Alzheimer's doesn't just steal the past, it steals the present and future, devouring it's victims while their loved ones watch helplessly, like an angry beast. I watch this and wonder if I will become a victim as well. Will my brothers, and what about our children? More than I don't want this disease for myself, I don't want it for my loved ones. I wonder when I can't remember a name, misplace something, or can't remember a phone number, is this my fate as well? Time will tell.
Daddy, I know that you will not read this, but you have been an awesome father to us! You have given us so much, you have helped to shape and teach us. The imprint that you have left on your children and grandchildren will go with us forever. Thank you does not seem to be enough, but we do, we thank you Daddy. You gave us your best, and you made our lives better. You did not save amazing for special occasions, you gave it to us everyday! I have tried to tell you this in my lifetime, I hope that you knew it. Unless I too, fall victim to this vicious, cruel beast, I will carry those memories with me.

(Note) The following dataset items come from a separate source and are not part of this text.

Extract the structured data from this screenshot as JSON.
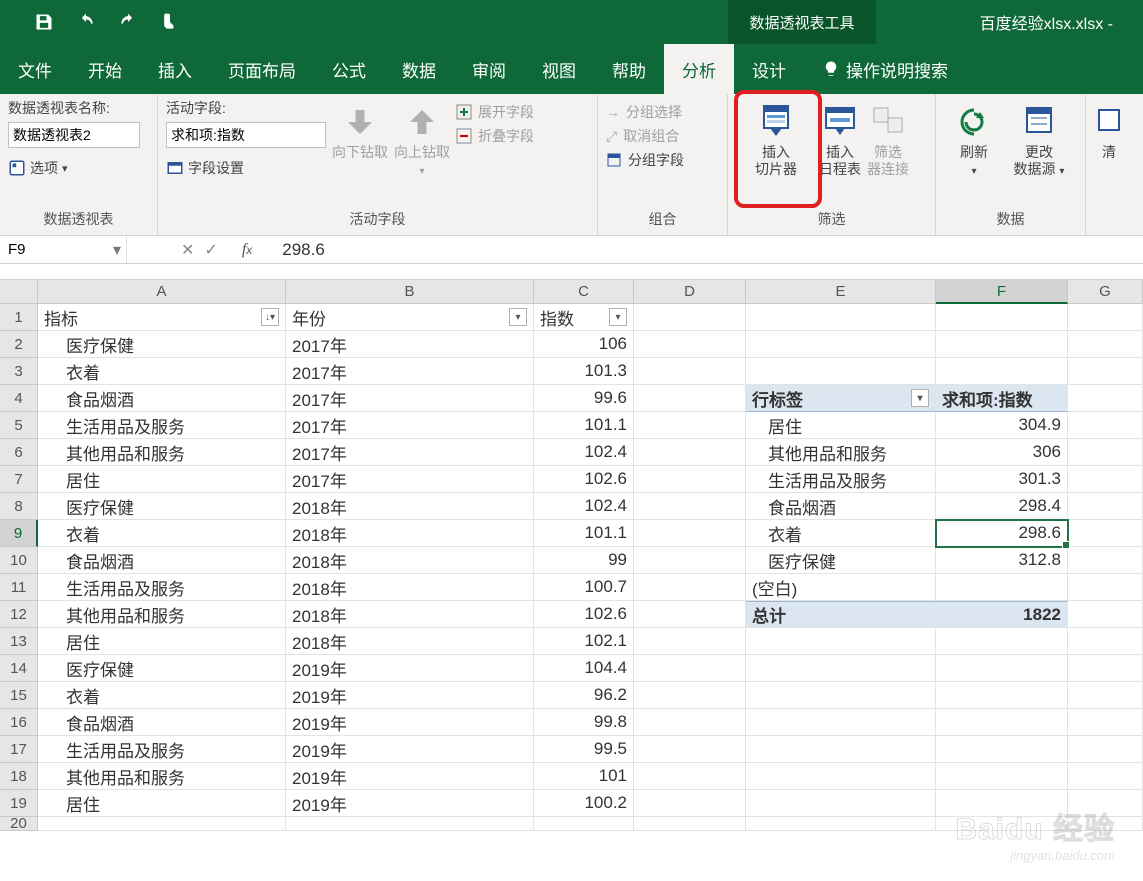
{
  "title": {
    "context_tab": "数据透视表工具",
    "filename": "百度经验xlsx.xlsx -"
  },
  "tabs": [
    "文件",
    "开始",
    "插入",
    "页面布局",
    "公式",
    "数据",
    "审阅",
    "视图",
    "帮助",
    "分析",
    "设计"
  ],
  "tell_me": "操作说明搜索",
  "ribbon": {
    "g1": {
      "label": "数据透视表名称:",
      "value": "数据透视表2",
      "options": "选项",
      "group": "数据透视表"
    },
    "g2": {
      "label": "活动字段:",
      "value": "求和项:指数",
      "settings": "字段设置",
      "drilldown": "向下钻取",
      "drillup": "向上钻取",
      "expand": "展开字段",
      "collapse": "折叠字段",
      "group": "活动字段"
    },
    "g3": {
      "sel": "分组选择",
      "ungroup": "取消组合",
      "field": "分组字段",
      "group": "组合"
    },
    "g4": {
      "slicer1": "插入",
      "slicer2": "切片器",
      "timeline1": "插入",
      "timeline2": "日程表",
      "conn1": "筛选",
      "conn2": "器连接",
      "group": "筛选"
    },
    "g5": {
      "refresh": "刷新",
      "source1": "更改",
      "source2": "数据源",
      "group": "数据"
    },
    "g6": {
      "clear": "清"
    }
  },
  "namebox": "F9",
  "formula": "298.6",
  "columns": [
    "A",
    "B",
    "C",
    "D",
    "E",
    "F",
    "G"
  ],
  "headers": {
    "A": "指标",
    "B": "年份",
    "C": "指数"
  },
  "rows": [
    {
      "n": "1"
    },
    {
      "n": "2",
      "a": "医疗保健",
      "b": "2017年",
      "c": "106"
    },
    {
      "n": "3",
      "a": "衣着",
      "b": "2017年",
      "c": "101.3"
    },
    {
      "n": "4",
      "a": "食品烟酒",
      "b": "2017年",
      "c": "99.6"
    },
    {
      "n": "5",
      "a": "生活用品及服务",
      "b": "2017年",
      "c": "101.1"
    },
    {
      "n": "6",
      "a": "其他用品和服务",
      "b": "2017年",
      "c": "102.4"
    },
    {
      "n": "7",
      "a": "居住",
      "b": "2017年",
      "c": "102.6"
    },
    {
      "n": "8",
      "a": "医疗保健",
      "b": "2018年",
      "c": "102.4"
    },
    {
      "n": "9",
      "a": "衣着",
      "b": "2018年",
      "c": "101.1"
    },
    {
      "n": "10",
      "a": "食品烟酒",
      "b": "2018年",
      "c": "99"
    },
    {
      "n": "11",
      "a": "生活用品及服务",
      "b": "2018年",
      "c": "100.7"
    },
    {
      "n": "12",
      "a": "其他用品和服务",
      "b": "2018年",
      "c": "102.6"
    },
    {
      "n": "13",
      "a": "居住",
      "b": "2018年",
      "c": "102.1"
    },
    {
      "n": "14",
      "a": "医疗保健",
      "b": "2019年",
      "c": "104.4"
    },
    {
      "n": "15",
      "a": "衣着",
      "b": "2019年",
      "c": "96.2"
    },
    {
      "n": "16",
      "a": "食品烟酒",
      "b": "2019年",
      "c": "99.8"
    },
    {
      "n": "17",
      "a": "生活用品及服务",
      "b": "2019年",
      "c": "99.5"
    },
    {
      "n": "18",
      "a": "其他用品和服务",
      "b": "2019年",
      "c": "101"
    },
    {
      "n": "19",
      "a": "居住",
      "b": "2019年",
      "c": "100.2"
    },
    {
      "n": "20"
    }
  ],
  "pivot": {
    "row_label": "行标签",
    "sum_label": "求和项:指数",
    "items": [
      {
        "label": "居住",
        "value": "304.9"
      },
      {
        "label": "其他用品和服务",
        "value": "306"
      },
      {
        "label": "生活用品及服务",
        "value": "301.3"
      },
      {
        "label": "食品烟酒",
        "value": "298.4"
      },
      {
        "label": "衣着",
        "value": "298.6"
      },
      {
        "label": "医疗保健",
        "value": "312.8"
      }
    ],
    "blank": "(空白)",
    "total_label": "总计",
    "total_value": "1822"
  },
  "watermark": {
    "brand": "Baidu 经验",
    "url": "jingyan.baidu.com"
  }
}
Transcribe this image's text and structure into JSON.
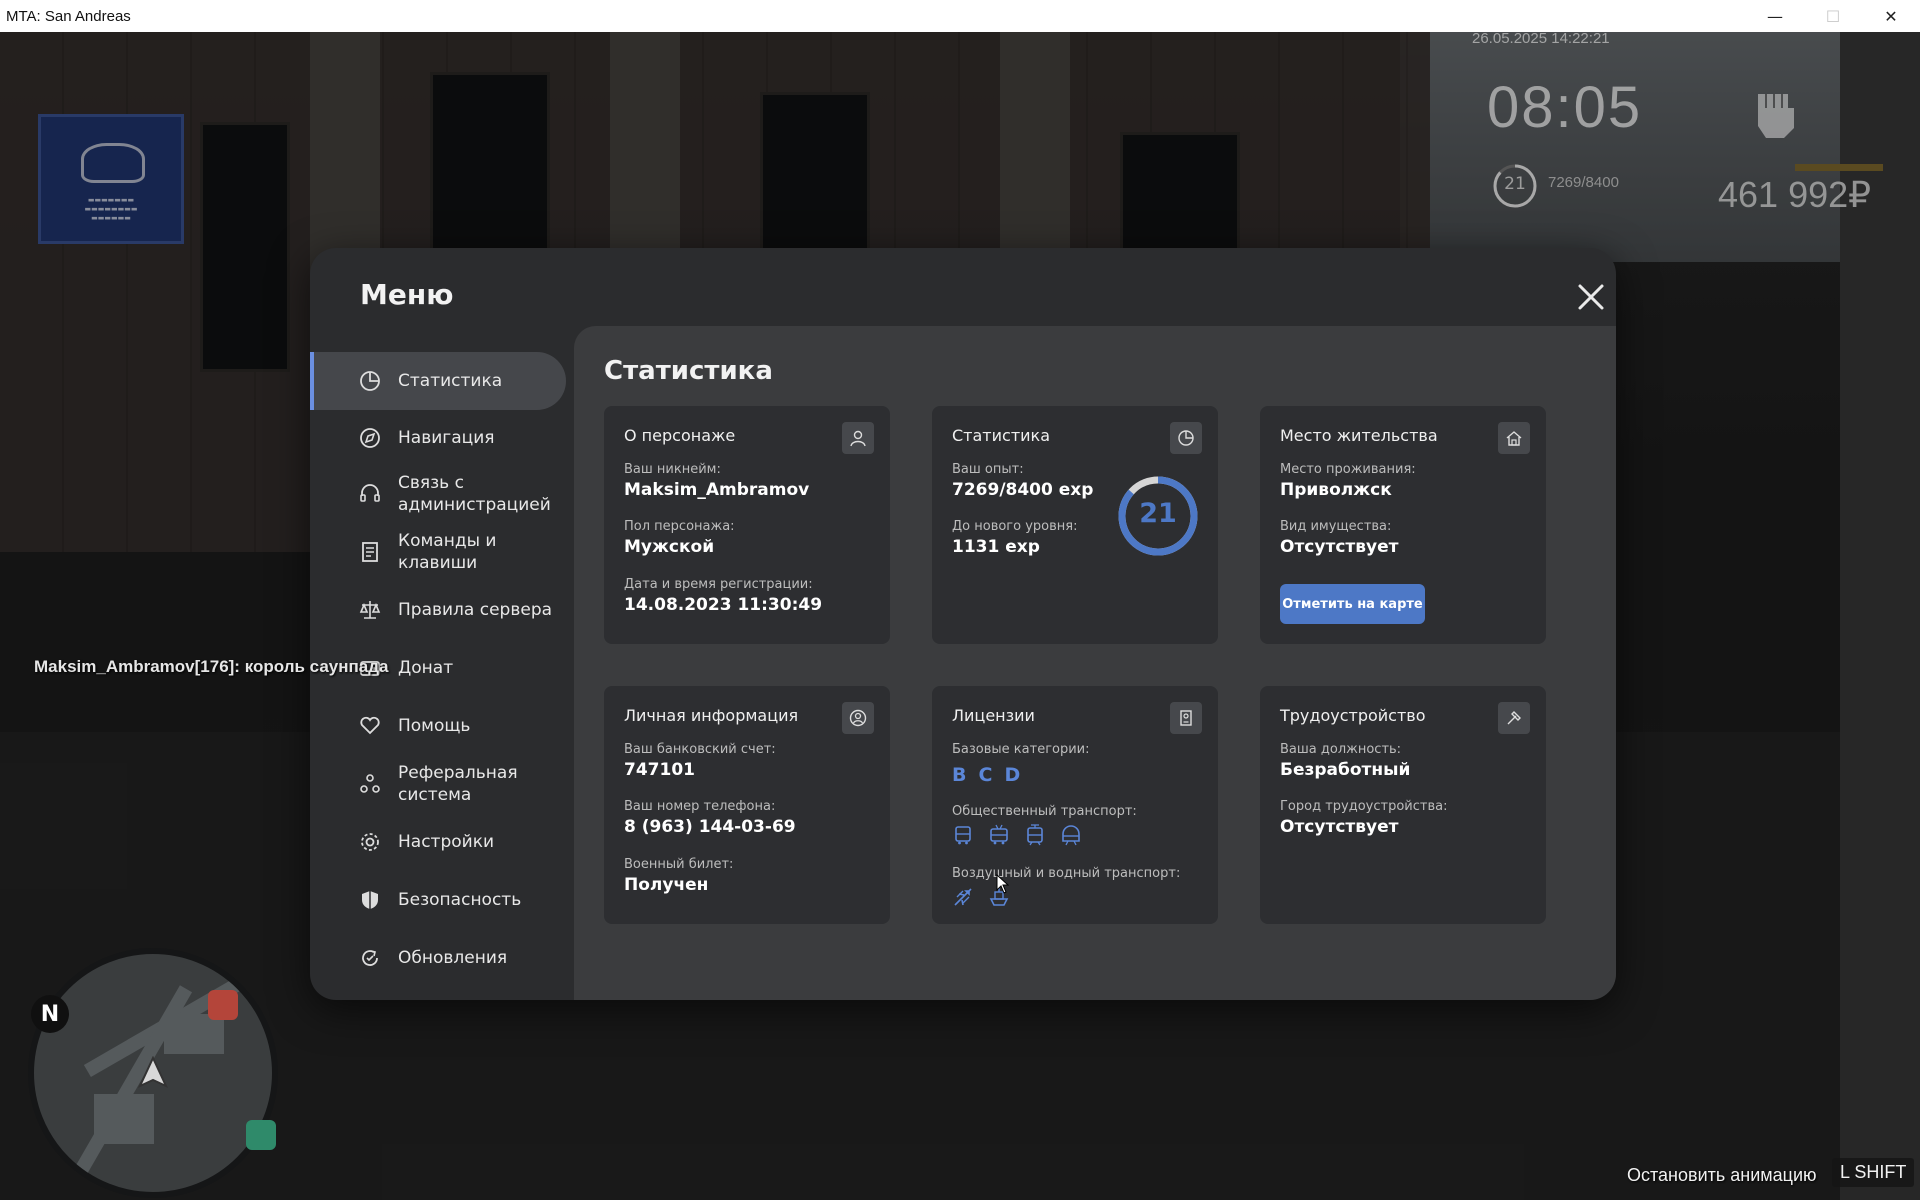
{
  "window": {
    "title": "MTA: San Andreas",
    "minimize": "—",
    "maximize": "☐",
    "close": "✕"
  },
  "hud": {
    "datetime": "26.05.2025 14:22:21",
    "clock": "08:05",
    "level": "21",
    "exp": "7269/8400",
    "money": "461 992₽"
  },
  "chat": {
    "line": "Maksim_Ambramov[176]: король саунпада"
  },
  "minimap": {
    "north": "N"
  },
  "hint": {
    "text": "Остановить анимацию",
    "key": "L SHIFT"
  },
  "menu": {
    "title": "Меню",
    "nav": [
      {
        "label": "Статистика",
        "icon": "pie-chart-icon",
        "active": true
      },
      {
        "label": "Навигация",
        "icon": "compass-icon"
      },
      {
        "label": "Связь с администрацией",
        "icon": "headset-icon"
      },
      {
        "label": "Команды и клавиши",
        "icon": "document-icon"
      },
      {
        "label": "Правила сервера",
        "icon": "scales-icon"
      },
      {
        "label": "Донат",
        "icon": "wallet-icon"
      },
      {
        "label": "Помощь",
        "icon": "heart-hand-icon"
      },
      {
        "label": "Реферальная система",
        "icon": "people-icon"
      },
      {
        "label": "Настройки",
        "icon": "gear-icon"
      },
      {
        "label": "Безопасность",
        "icon": "shield-icon"
      },
      {
        "label": "Обновления",
        "icon": "refresh-icon"
      }
    ],
    "page_title": "Статистика",
    "cards": {
      "character": {
        "title": "О персонаже",
        "nick_label": "Ваш никнейм:",
        "nick": "Maksim_Ambramov",
        "gender_label": "Пол персонажа:",
        "gender": "Мужской",
        "reg_label": "Дата и время регистрации:",
        "reg": "14.08.2023 11:30:49"
      },
      "stats": {
        "title": "Статистика",
        "exp_label": "Ваш опыт:",
        "exp": "7269/8400 exp",
        "next_label": "До нового уровня:",
        "next": "1131 exp",
        "level": "21",
        "progress": 0.865
      },
      "residence": {
        "title": "Место жительства",
        "place_label": "Место проживания:",
        "place": "Приволжск",
        "property_label": "Вид имущества:",
        "property": "Отсутствует",
        "button": "Отметить на карте"
      },
      "personal": {
        "title": "Личная информация",
        "bank_label": "Ваш банковский счет:",
        "bank": "747101",
        "phone_label": "Ваш номер телефона:",
        "phone": "8 (963) 144-03-69",
        "military_label": "Военный билет:",
        "military": "Получен"
      },
      "licenses": {
        "title": "Лицензии",
        "base_label": "Базовые категории:",
        "base": [
          "B",
          "C",
          "D"
        ],
        "public_label": "Общественный транспорт:",
        "public_icons": [
          "bus-icon",
          "trolleybus-icon",
          "tram-icon",
          "metro-icon"
        ],
        "air_label": "Воздушный и водный транспорт:",
        "air_icons": [
          "plane-icon",
          "boat-icon"
        ]
      },
      "employment": {
        "title": "Трудоустройство",
        "position_label": "Ваша должность:",
        "position": "Безработный",
        "city_label": "Город трудоустройства:",
        "city": "Отсутствует"
      }
    }
  },
  "colors": {
    "accent": "#4d78c6",
    "active_bar": "#6b8fe0",
    "panel": "#2b2c2e",
    "content": "#3b3c3e",
    "card": "#2d2e31"
  }
}
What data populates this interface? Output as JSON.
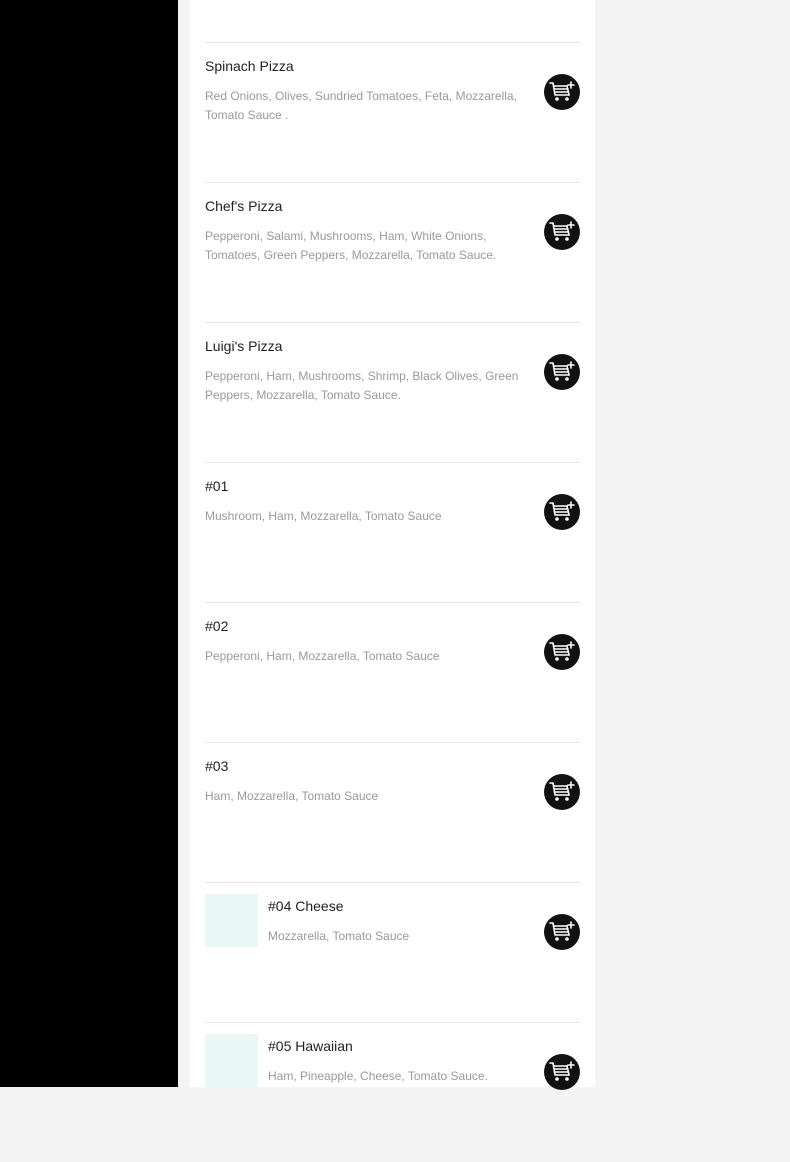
{
  "menu": {
    "items": [
      {
        "name": "",
        "description": ""
      },
      {
        "name": "Spinach Pizza",
        "description": "Red Onions, Olives, Sundried Tomatoes, Feta, Mozzarella, Tomato Sauce ."
      },
      {
        "name": "Chef's Pizza",
        "description": "Pepperoni, Salami, Mushrooms, Ham, White Onions, Tomatoes, Green Peppers, Mozzarella, Tomato Sauce."
      },
      {
        "name": "Luigi's Pizza",
        "description": "Pepperoni, Ham, Mushrooms, Shrimp, Black Olives, Green Peppers, Mozzarella, Tomato Sauce."
      },
      {
        "name": "#01",
        "description": "Mushroom, Ham, Mozzarella, Tomato Sauce"
      },
      {
        "name": "#02",
        "description": "Pepperoni, Ham, Mozzarella, Tomato Sauce"
      },
      {
        "name": "#03",
        "description": "Ham, Mozzarella, Tomato Sauce"
      },
      {
        "name": "#04 Cheese",
        "description": "Mozzarella, Tomato Sauce"
      },
      {
        "name": "#05 Hawaiian",
        "description": "Ham, Pineapple, Cheese, Tomato Sauce."
      }
    ]
  },
  "icons": {
    "add_to_cart": "cart-plus-icon",
    "item_image": "food-thumbnail"
  },
  "colors": {
    "sidebar": "#000000",
    "cart_button": "#111111",
    "description_text": "#999999",
    "name_text": "#222222",
    "thumbnail_placeholder": "#e9f8f4"
  }
}
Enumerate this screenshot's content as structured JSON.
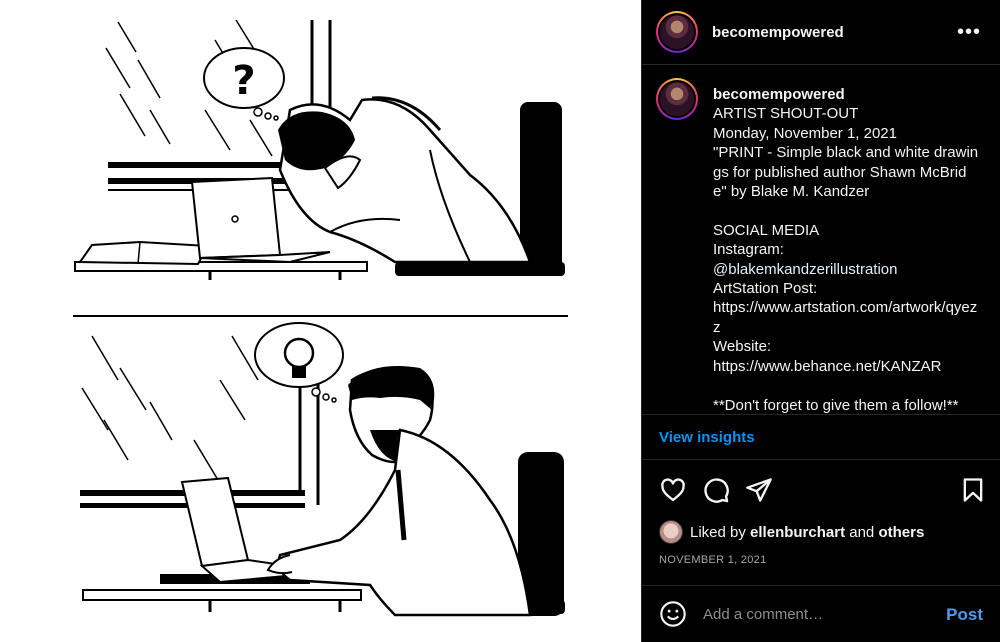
{
  "post": {
    "username": "becomempowered",
    "more_icon": "more-horizontal-icon",
    "caption": {
      "username": "becomempowered",
      "lines_before_link": "ARTIST SHOUT-OUT\nMonday, November 1, 2021\n\"PRINT - Simple black and white drawings for published author Shawn McBride\" by Blake M. Kandzer\n\nSOCIAL MEDIA\nInstagram:",
      "link": "@blakemkandzerillustration",
      "lines_after_link": "ArtStation Post:\nhttps://www.artstation.com/artwork/qyezz\nWebsite:\nhttps://www.behance.net/KANZAR\n\n**Don't forget to give them a follow!**"
    },
    "insights_label": "View insights",
    "liked_prefix": "Liked by",
    "liked_user": "ellenburchart",
    "liked_and": "and",
    "liked_others": "others",
    "date": "NOVEMBER 1, 2021",
    "comment_placeholder": "Add a comment…",
    "post_label": "Post"
  },
  "illustration": {
    "top_thought": "?",
    "bottom_thought": "lightbulb"
  },
  "icons": {
    "like": "heart-icon",
    "comment": "comment-icon",
    "share": "share-icon",
    "save": "bookmark-icon",
    "emoji": "emoji-icon"
  },
  "colors": {
    "background": "#000000",
    "link": "#0095f6",
    "text": "#f5f5f5",
    "muted": "#a8a8a8"
  }
}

Thank you Daddy, for being the Daddy that you were to us! Thank you for loving our Mama! You have taken the best care of Mama and us, and loved and guided us in your incredible awesome and amazing ways! You taught us that life was imperfect, and so were we. We were going to make mistakes, and what we chose to do about those mistakes, was more important that the mistakes. You gave us your best, I love you Daddy! Happy Father's Day! I will remember it for you when you can't.